通信販売はこれまで見てきた訪問販売とはどのような点が異なるのでしょうか。
大きな特徴は、クーリング・オフ制度がないことです。特定商取引法の規制の対象である7つの類型のうち、クーリング・オフ制度がないのは通信販売だけです。
通信販売は、消費者が広告を見て選択する余裕のある取引であり、訪問販売などに比べ、不意打ち性がないと考えられています。そこで、規制の内容としては、消費者の判断に必要な事項を広告に表示するよう義務づけることが中心で、後は消費者が広告をよく見て判断すればよい、とされています。

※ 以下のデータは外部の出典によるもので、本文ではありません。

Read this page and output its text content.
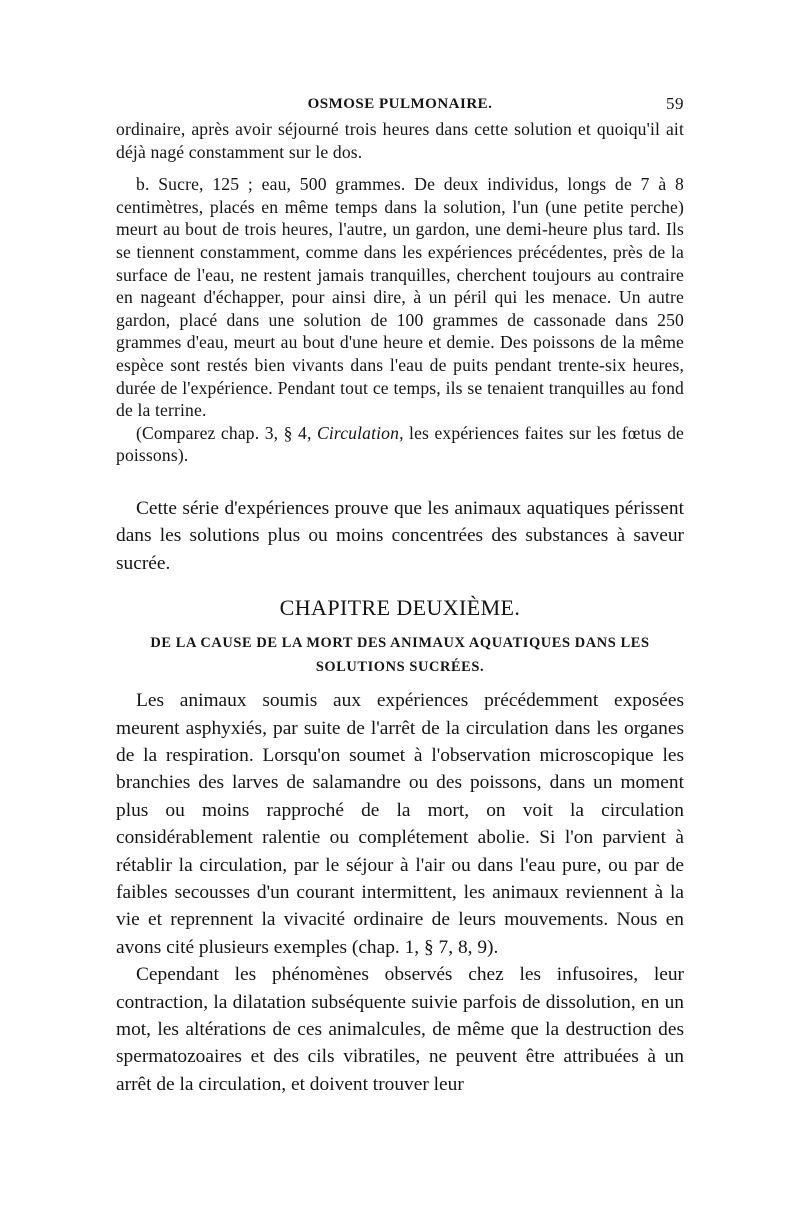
OSMOSE PULMONAIRE.	59

ordinaire, après avoir séjourné trois heures dans cette solution et quoiqu'il ait déjà nagé constamment sur le dos.

b. Sucre, 125 ; eau, 500 grammes. De deux individus, longs de 7 à 8 centimètres, placés en même temps dans la solution, l'un (une petite perche) meurt au bout de trois heures, l'autre, un gardon, une demi-heure plus tard. Ils se tiennent constamment, comme dans les expériences précédentes, près de la surface de l'eau, ne restent jamais tranquilles, cherchent toujours au contraire en nageant d'échapper, pour ainsi dire, à un péril qui les menace. Un autre gardon, placé dans une solution de 100 grammes de cassonade dans 250 grammes d'eau, meurt au bout d'une heure et demie. Des poissons de la même espèce sont restés bien vivants dans l'eau de puits pendant trente-six heures, durée de l'expérience. Pendant tout ce temps, ils se tenaient tranquilles au fond de la terrine.

(Comparez chap. 3, § 4, Circulation, les expériences faites sur les fœtus de poissons).

Cette série d'expériences prouve que les animaux aquatiques périssent dans les solutions plus ou moins concentrées des substances à saveur sucrée.

CHAPITRE DEUXIÈME.
DE LA CAUSE DE LA MORT DES ANIMAUX AQUATIQUES DANS LES SOLUTIONS SUCRÉES.

Les animaux soumis aux expériences précédemment exposées meurent asphyxiés, par suite de l'arrêt de la circulation dans les organes de la respiration. Lorsqu'on soumet à l'observation microscopique les branchies des larves de salamandre ou des poissons, dans un moment plus ou moins rapproché de la mort, on voit la circulation considérablement ralentie ou complétement abolie. Si l'on parvient à rétablir la circulation, par le séjour à l'air ou dans l'eau pure, ou par de faibles secousses d'un courant intermittent, les animaux reviennent à la vie et reprennent la vivacité ordinaire de leurs mouvements. Nous en avons cité plusieurs exemples (chap. 1, § 7, 8, 9).

Cependant les phénomènes observés chez les infusoires, leur contraction, la dilatation subséquente suivie parfois de dissolution, en un mot, les altérations de ces animalcules, de même que la destruction des spermatozoaires et des cils vibratiles, ne peuvent être attribuées à un arrêt de la circulation, et doivent trouver leur
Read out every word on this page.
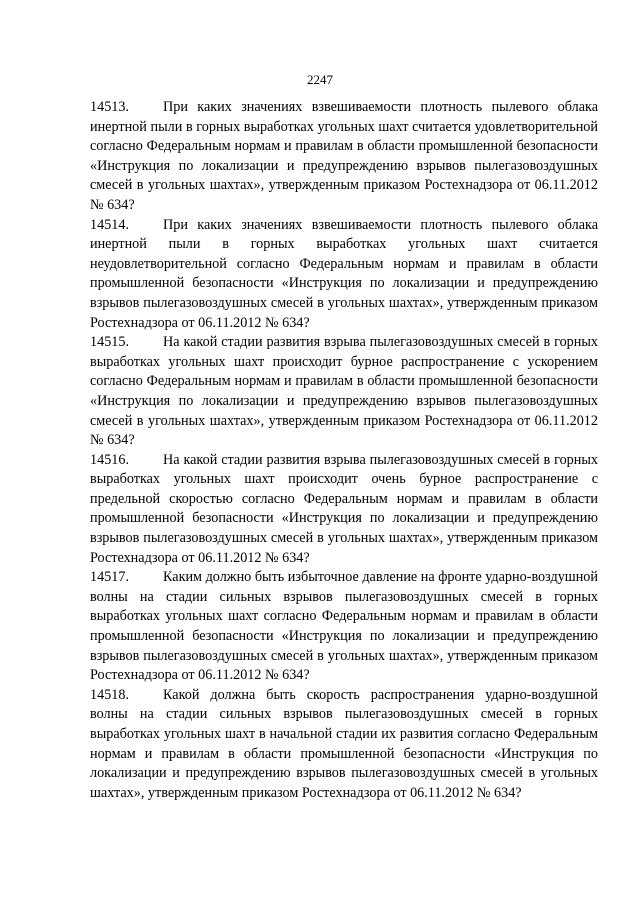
2247

14513. При каких значениях взвешиваемости плотность пылевого облака инертной пыли в горных выработках угольных шахт считается удовлетворительной согласно Федеральным нормам и правилам в области промышленной безопасности «Инструкция по локализации и предупреждению взрывов пылегазовоздушных смесей в угольных шахтах», утвержденным приказом Ростехнадзора от 06.11.2012 № 634?

14514. При каких значениях взвешиваемости плотность пылевого облака инертной пыли в горных выработках угольных шахт считается неудовлетворительной согласно Федеральным нормам и правилам в области промышленной безопасности «Инструкция по локализации и предупреждению взрывов пылегазовоздушных смесей в угольных шахтах», утвержденным приказом Ростехнадзора от 06.11.2012 № 634?

14515. На какой стадии развития взрыва пылегазовоздушных смесей в горных выработках угольных шахт происходит бурное распространение с ускорением согласно Федеральным нормам и правилам в области промышленной безопасности «Инструкция по локализации и предупреждению взрывов пылегазовоздушных смесей в угольных шахтах», утвержденным приказом Ростехнадзора от 06.11.2012 № 634?

14516. На какой стадии развития взрыва пылегазовоздушных смесей в горных выработках угольных шахт происходит очень бурное распространение с предельной скоростью согласно Федеральным нормам и правилам в области промышленной безопасности «Инструкция по локализации и предупреждению взрывов пылегазовоздушных смесей в угольных шахтах», утвержденным приказом Ростехнадзора от 06.11.2012 № 634?

14517. Каким должно быть избыточное давление на фронте ударно-воздушной волны на стадии сильных взрывов пылегазовоздушных смесей в горных выработках угольных шахт согласно Федеральным нормам и правилам в области промышленной безопасности «Инструкция по локализации и предупреждению взрывов пылегазовоздушных смесей в угольных шахтах», утвержденным приказом Ростехнадзора от 06.11.2012 № 634?

14518. Какой должна быть скорость распространения ударно-воздушной волны на стадии сильных взрывов пылегазовоздушных смесей в горных выработках угольных шахт в начальной стадии их развития согласно Федеральным нормам и правилам в области промышленной безопасности «Инструкция по локализации и предупреждению взрывов пылегазовоздушных смесей в угольных шахтах», утвержденным приказом Ростехнадзора от 06.11.2012 № 634?
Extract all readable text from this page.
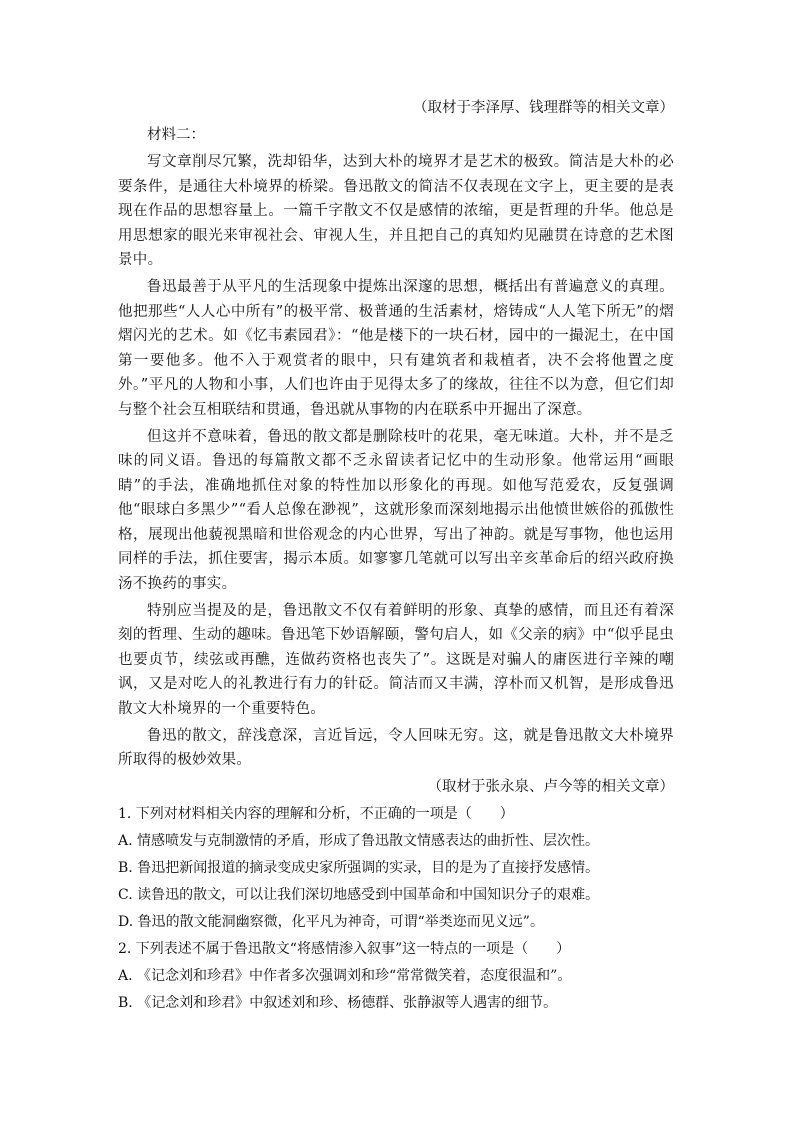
（取材于李泽厚、钱理群等的相关文章）

材料二：

写文章削尽冗繁，洗却铅华，达到大朴的境界才是艺术的极致。简洁是大朴的必要条件，是通往大朴境界的桥梁。鲁迅散文的简洁不仅表现在文字上，更主要的是表现在作品的思想容量上。一篇千字散文不仅是感情的浓缩，更是哲理的升华。他总是用思想家的眼光来审视社会、审视人生，并且把自己的真知灼见融贯在诗意的艺术图景中。

鲁迅最善于从平凡的生活现象中提炼出深邃的思想，概括出有普遍意义的真理。他把那些“人人心中所有”的极平常、极普通的生活素材，熔铸成“人人笔下所无”的熠熠闪光的艺术。如《忆韦素园君》：“他是楼下的一块石材，园中的一撮泥土，在中国第一要他多。他不入于观赏者的眼中，只有建筑者和栽植者，决不会将他置之度外。”平凡的人物和小事，人们也许由于见得太多了的缘故，往往不以为意，但它们却与整个社会互相联结和贯通，鲁迅就从事物的内在联系中开掘出了深意。

但这并不意味着，鲁迅的散文都是删除枝叶的花果，毫无味道。大朴，并不是乏味的同义语。鲁迅的每篇散文都不乏永留读者记忆中的生动形象。他常运用“画眼睛”的手法，准确地抓住对象的特性加以形象化的再现。如他写范爱农，反复强调他“眼球白多黑少”“看人总像在渺视”，这就形象而深刻地揭示出他愤世嫉俗的孤傲性格，展现出他藐视黑暗和世俗观念的内心世界，写出了神韵。就是写事物，他也运用同样的手法，抓住要害，揭示本质。如寥寥几笔就可以写出辛亥革命后的绍兴政府换汤不换药的事实。

特别应当提及的是，鲁迅散文不仅有着鲜明的形象、真挚的感情，而且还有着深刻的哲理、生动的趣味。鲁迅笔下妙语解颐，警句启人，如《父亲的病》中“似乎昆虫也要贞节，续弦或再醮，连做药资格也丧失了”。这既是对骗人的庸医进行辛辣的嘲讽，又是对吃人的礼教进行有力的针砭。简洁而又丰满，淳朴而又机智，是形成鲁迅散文大朴境界的一个重要特色。

鲁迅的散文，辞浅意深，言近旨远，令人回味无穷。这，就是鲁迅散文大朴境界所取得的极妙效果。

（取材于张永泉、卢今等的相关文章）

1. 下列对材料相关内容的理解和分析，不正确的一项是（　　）

A. 情感喷发与克制激情的矛盾，形成了鲁迅散文情感表达的曲折性、层次性。

B. 鲁迅把新闻报道的摘录变成史家所强调的实录，目的是为了直接抒发感情。

C. 读鲁迅的散文，可以让我们深切地感受到中国革命和中国知识分子的艰难。

D. 鲁迅的散文能洞幽察微，化平凡为神奇，可谓“举类迩而见义远”。

2. 下列表述不属于鲁迅散文“将感情渗入叙事”这一特点的一项是（　　）

A. 《记念刘和珍君》中作者多次强调刘和珍“常常微笑着，态度很温和”。

B. 《记念刘和珍君》中叙述刘和珍、杨德群、张静淑等人遇害的细节。
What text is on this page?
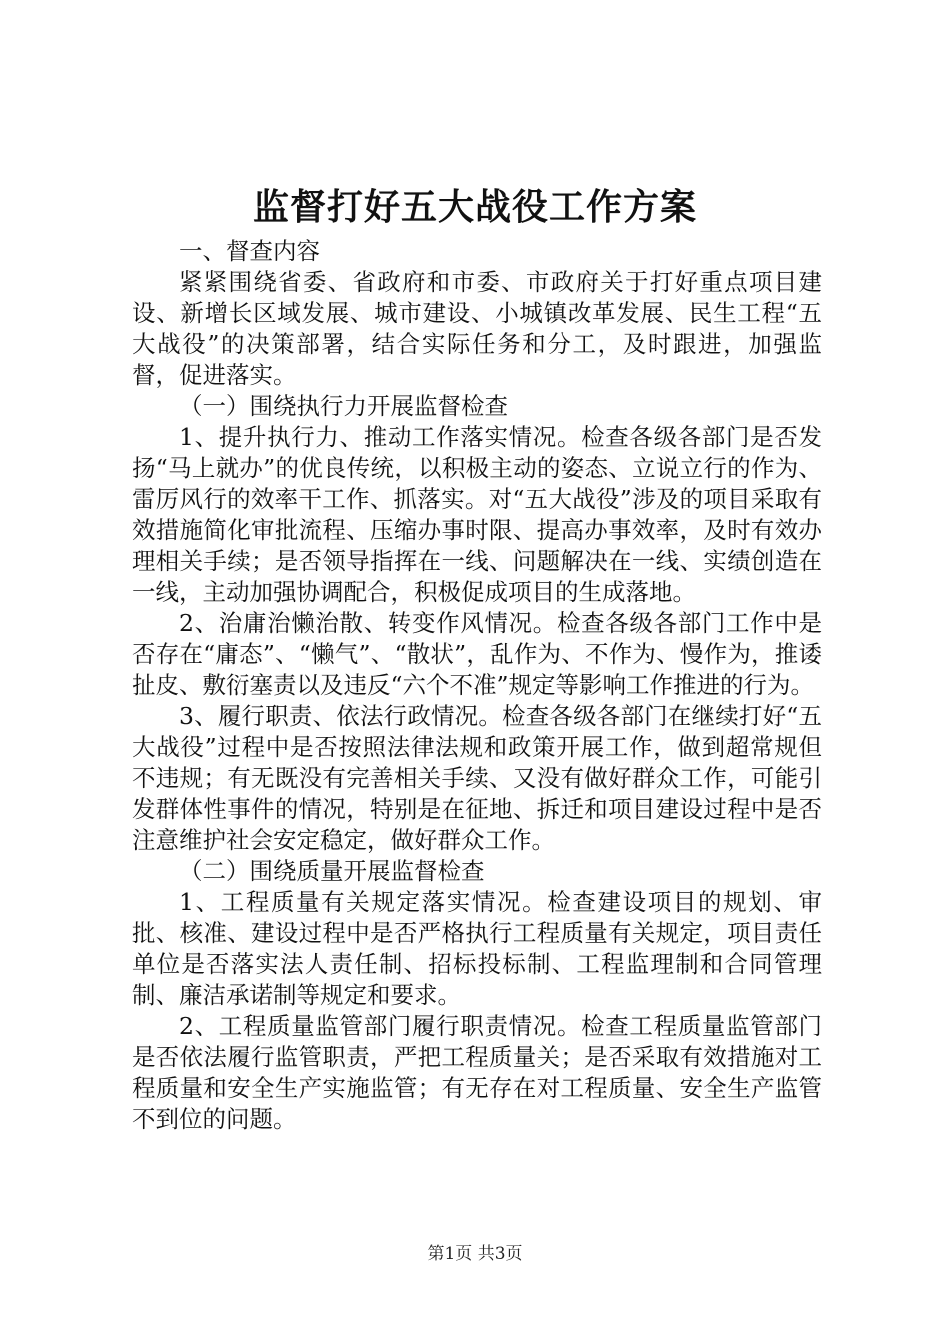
监督打好五大战役工作方案

一、督查内容

紧紧围绕省委、省政府和市委、市政府关于打好重点项目建设、新增长区域发展、城市建设、小城镇改革发展、民生工程“五大战役”的决策部署，结合实际任务和分工，及时跟进，加强监督，促进落实。

（一）围绕执行力开展监督检查

1、提升执行力、推动工作落实情况。检查各级各部门是否发扬“马上就办”的优良传统，以积极主动的姿态、立说立行的作为、雷厉风行的效率干工作、抓落实。对“五大战役”涉及的项目采取有效措施简化审批流程、压缩办事时限、提高办事效率，及时有效办理相关手续；是否领导指挥在一线、问题解决在一线、实绩创造在一线，主动加强协调配合，积极促成项目的生成落地。

2、治庸治懒治散、转变作风情况。检查各级各部门工作中是否存在“庸态”、“懒气”、“散状”，乱作为、不作为、慢作为，推诿扯皮、敷衍塞责以及违反“六个不准”规定等影响工作推进的行为。

3、履行职责、依法行政情况。检查各级各部门在继续打好“五大战役”过程中是否按照法律法规和政策开展工作，做到超常规但不违规；有无既没有完善相关手续、又没有做好群众工作，可能引发群体性事件的情况，特别是在征地、拆迁和项目建设过程中是否注意维护社会安定稳定，做好群众工作。

（二）围绕质量开展监督检查

1、工程质量有关规定落实情况。检查建设项目的规划、审批、核准、建设过程中是否严格执行工程质量有关规定，项目责任单位是否落实法人责任制、招标投标制、工程监理制和合同管理制、廉洁承诺制等规定和要求。

2、工程质量监管部门履行职责情况。检查工程质量监管部门是否依法履行监管职责，严把工程质量关；是否采取有效措施对工程质量和安全生产实施监管；有无存在对工程质量、安全生产监管不到位的问题。

第1页 共3页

たとえば、通信販売では、クーリング・オフ制度がない代わりに「返品制度の有無」を広告へ表示することになっていますが、「返品できない」と表示することも認められています。返品可の場合は、返品方法や返品を受け付ける日数、返品の際の費用負担などを表示しなければいけませんが、これらの条件も自由に設定することが認められています。返品制度に納得がいかない場合は、その販売業者からは購入しないだろう、という前提になっているのです。
ただし、返品制度について特に表示がない場合は、その契約にかかる商品の引渡しを受けた日から数えて8日以内であれば、消費者は事業者に対して、契約申込みの撤回や解除ができます。このとき返品の送料は消費者負担となっており、事業者負担であるクーリング・オフ制度とは異なることに注意が必要です。